The Epstein Library on the Justice Division’s web site is a mannequin of disorganization. In early December, Keller was clicking by way of the tens of 1000’s of pages of paperwork within the library and feeling “annoyed disbelief” on the chaos—recordsdata that might be a whole lot of pages lengthy, textual content that was generally blurry or sideways, a wire switch with no context, an e-mail chain with half the names blacked out, a flight log with solely initials. “It’s disorienting,” he says. “You’re studying fragments of one thing huge and making an attempt to determine which fragments matter and the way they join.”
One night time, he spent about 4 hours making an attempt to hint a single particular person’s title throughout some 30 paperwork within the archive. “I simply stopped and thought, I’m doing by hand what a database may do in milliseconds,” he says. As a builder of database infrastructure at a midsize firm, he knew precisely what to do subsequent. “I opened a code editor and began constructing. By 3 am I had a primary search prototype working towards a number of hundred paperwork,” he says.
Round that point, a web site referred to as Jmail.world was making a splash as a device for individuals to peruse Epstein’s emails as if utilizing a Gmail interface. Launched in mid-November and constructed by a gaggle of tech-savvy volunteers, it has since grown to incorporate, amongst different issues, his pictures, flights, and Amazon buy historical past, additionally displayed as if the reader is viewing Epstein’s personal accounts. Keller used the device and appreciated it. “Jmail was proof that the neighborhood may construct higher instruments than the federal government was offering,” he instructed me.

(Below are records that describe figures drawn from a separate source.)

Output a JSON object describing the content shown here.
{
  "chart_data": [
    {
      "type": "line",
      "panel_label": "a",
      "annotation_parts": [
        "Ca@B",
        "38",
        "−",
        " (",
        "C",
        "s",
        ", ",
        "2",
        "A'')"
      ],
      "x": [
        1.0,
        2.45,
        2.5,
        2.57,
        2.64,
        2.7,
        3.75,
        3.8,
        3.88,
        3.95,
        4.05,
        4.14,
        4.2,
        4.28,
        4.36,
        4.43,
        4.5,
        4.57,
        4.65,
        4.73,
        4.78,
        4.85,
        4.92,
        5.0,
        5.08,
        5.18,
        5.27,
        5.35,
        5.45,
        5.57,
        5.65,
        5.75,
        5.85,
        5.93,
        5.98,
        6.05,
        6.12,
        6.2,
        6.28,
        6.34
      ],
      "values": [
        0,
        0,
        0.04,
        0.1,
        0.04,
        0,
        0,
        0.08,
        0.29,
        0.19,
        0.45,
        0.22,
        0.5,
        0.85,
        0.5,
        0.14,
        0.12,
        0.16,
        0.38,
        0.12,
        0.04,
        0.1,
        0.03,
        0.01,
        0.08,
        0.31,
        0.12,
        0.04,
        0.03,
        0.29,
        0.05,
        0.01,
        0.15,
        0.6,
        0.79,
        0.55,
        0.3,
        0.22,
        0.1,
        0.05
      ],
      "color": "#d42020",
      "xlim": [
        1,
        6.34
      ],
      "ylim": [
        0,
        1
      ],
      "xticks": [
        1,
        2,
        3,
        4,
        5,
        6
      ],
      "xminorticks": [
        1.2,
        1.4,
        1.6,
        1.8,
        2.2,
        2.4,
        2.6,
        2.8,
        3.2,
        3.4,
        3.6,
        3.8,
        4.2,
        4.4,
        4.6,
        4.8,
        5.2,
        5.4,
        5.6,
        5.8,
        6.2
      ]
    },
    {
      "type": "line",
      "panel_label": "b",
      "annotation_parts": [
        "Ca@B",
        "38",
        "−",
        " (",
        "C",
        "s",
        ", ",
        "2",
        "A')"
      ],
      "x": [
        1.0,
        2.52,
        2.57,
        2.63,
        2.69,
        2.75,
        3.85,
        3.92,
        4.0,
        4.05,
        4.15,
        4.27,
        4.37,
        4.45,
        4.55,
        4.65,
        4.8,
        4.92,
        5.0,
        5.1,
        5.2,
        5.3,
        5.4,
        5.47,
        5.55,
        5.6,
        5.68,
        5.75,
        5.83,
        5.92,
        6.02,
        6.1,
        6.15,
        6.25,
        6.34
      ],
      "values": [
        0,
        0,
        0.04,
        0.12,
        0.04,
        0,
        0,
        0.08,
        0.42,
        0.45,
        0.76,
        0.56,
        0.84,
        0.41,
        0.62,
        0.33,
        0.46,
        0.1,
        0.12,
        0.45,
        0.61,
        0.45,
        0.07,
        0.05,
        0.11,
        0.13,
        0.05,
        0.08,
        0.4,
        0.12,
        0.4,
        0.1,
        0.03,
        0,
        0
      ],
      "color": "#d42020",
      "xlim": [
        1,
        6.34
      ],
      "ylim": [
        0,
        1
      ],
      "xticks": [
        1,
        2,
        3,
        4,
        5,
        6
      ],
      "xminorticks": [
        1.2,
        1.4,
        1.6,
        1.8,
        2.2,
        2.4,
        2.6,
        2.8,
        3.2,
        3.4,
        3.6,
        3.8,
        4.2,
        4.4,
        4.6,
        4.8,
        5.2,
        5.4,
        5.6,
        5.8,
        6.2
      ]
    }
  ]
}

It additionally helped him hone his personal undertaking. “As a substitute of serious about one class of paperwork, I began serious about the community,” he says. “How do you join an individual who seems in an e-mail to a flight they have been on, to a wire switch, to a deposition they gave? That cross-referencing downside is what I wished to unravel.”
Then, on December 19, the Justice Division launched its first huge tranche, including a whole lot of 1000’s of latest paperwork to the present archive. Instantly, Keller’s workload ballooned to an all-time excessive. The prototype he had constructed earlier within the month grew to become the inspiration for processing all of it.
Most nights he labored till 3 or 4 am, sipping chilly espresso whereas navigating a sea of open tabs.
Due to his childhood, he says, “when the primary paperwork began dropping, I couldn’t look away. I understood at a intestine stage what was being described in these recordsdata.” Within the evenings, he’d return residence from his day job and, as soon as everybody in his household was in mattress, he’d gap up in his residence workplace and spend hours scrolling by way of downloaded PDFs.
Many paperwork have been posted as photos, and he’d run every web page by way of layers of software program to transform them into searchable textual content—generally one system would fail to transform the textual content and he’d run it by way of a second or third. Then he’d use one other system to extract necessary particulars corresponding to names, organizations, dates, and places. He’d carry out hash verification—a course of that checks whether or not the Justice Division’s recordsdata have been tampered with—and redaction evaluation, to scan for inconsistencies in how the federal government blacked out data. He tracked all his work in a meticulous, digital, color-coded ledger. “It’s not importing recordsdata,” he says. “It’s rebuilding against the law scene from 2 million fragments of proof.”